C4 Plants: Preventing Photorespiration If the Hatch-Slack pathway helps to prevent photorespiration, why wouldn’t ALL plants have this adaptation? Two answers are important and should be covered: This biochemical pathway exists only in plants whose ancestors had a mutation that caused this adaptation (which turned out to be favorable for them); organisms cannot simply “choose” which pathway to use – they are at the mercy (for better or worse) of their species’ evolutionary history. The Hatch-Slack pathway utilized by C4 plants requires the use of additional ATP (note the ATP required for the conversion of pyruvate to PEP); this is in addition to the ATP required to drive the Calvin cycle. Thus, plants who utilize the Hatch-Slack pathway must “pay” for its use through the use of additional energy that is not required by C3 plants; however, in these plants the “cost” of additional ATP to prevent photorespiration is “worth it” due to their location in dry environments.

CAM Plants: Preventing Photorespiration Plants that use CAM photosynthesis include succulent plants (like cacti) and pineapples. In CAM (crassulacean acid metabolism) photosynthesis, plants open their stomata at night to obtain CO2 and release O2. This prevents them from drying out by keeping their stomata closed during the hottest & driest part of the day.

CAM Plants: Preventing Photorespiration When the stomata are opened at night, the CO2 is converted to an organic acid (via the C4 pathway) and stored overnight. During the day – when light is present to drive the Light Reactions to power the Calvin Cycle – carbon dioxide is released from the organic acid and used in the Calvin Cycle to produce organic compounds. Remember: The Calvin Cycle is not performed at night by CAM plants (or any other!). It is impossible for the Calvin Cycle to occur while it is dark because ATP and NADPH (from the Light Reactions) are required to run the Calvin Cycle. Instead, CAM plants store their CO2 as part of malic acid overnight until it can be released and used when the Light Reactions start again during the lighted hours. Even though the CO2 is taken in at night, the Calvin Cycle cannot occur because the Light Reactions can’t occur in the dark!

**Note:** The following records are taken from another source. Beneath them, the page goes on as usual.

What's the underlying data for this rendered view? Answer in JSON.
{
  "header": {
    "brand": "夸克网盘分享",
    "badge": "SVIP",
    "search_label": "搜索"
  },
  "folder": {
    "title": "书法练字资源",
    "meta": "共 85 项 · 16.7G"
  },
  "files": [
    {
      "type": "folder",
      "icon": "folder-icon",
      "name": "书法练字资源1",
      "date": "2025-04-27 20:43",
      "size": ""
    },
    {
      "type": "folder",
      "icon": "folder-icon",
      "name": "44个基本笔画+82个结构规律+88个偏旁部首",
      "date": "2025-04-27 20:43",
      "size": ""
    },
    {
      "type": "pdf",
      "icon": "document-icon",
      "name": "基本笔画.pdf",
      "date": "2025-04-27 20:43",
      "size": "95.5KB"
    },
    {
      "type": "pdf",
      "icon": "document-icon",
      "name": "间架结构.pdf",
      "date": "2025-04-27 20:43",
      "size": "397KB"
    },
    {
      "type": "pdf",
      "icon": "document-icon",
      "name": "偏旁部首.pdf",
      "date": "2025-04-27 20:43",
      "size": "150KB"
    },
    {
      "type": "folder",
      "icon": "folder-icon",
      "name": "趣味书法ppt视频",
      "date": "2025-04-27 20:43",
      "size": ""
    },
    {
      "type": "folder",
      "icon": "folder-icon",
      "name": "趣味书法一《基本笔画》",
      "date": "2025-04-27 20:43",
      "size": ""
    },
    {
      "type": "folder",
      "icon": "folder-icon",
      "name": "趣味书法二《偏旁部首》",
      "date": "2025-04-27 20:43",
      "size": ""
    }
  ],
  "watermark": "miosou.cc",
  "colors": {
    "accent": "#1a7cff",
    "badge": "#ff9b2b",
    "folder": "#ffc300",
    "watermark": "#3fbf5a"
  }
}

- An excellent overview of the process of CAM photosynthesis

Avoiding Photorespiration Both C4 and CAM plants – which are primarily found in hot, dry climates – have evolutionary adaptations which help prevent photorespiration. C4 plants perform the Calvin Cycle in the bundle- sheath cells. CAM plants open their stomata at night and store the CO2 until morning.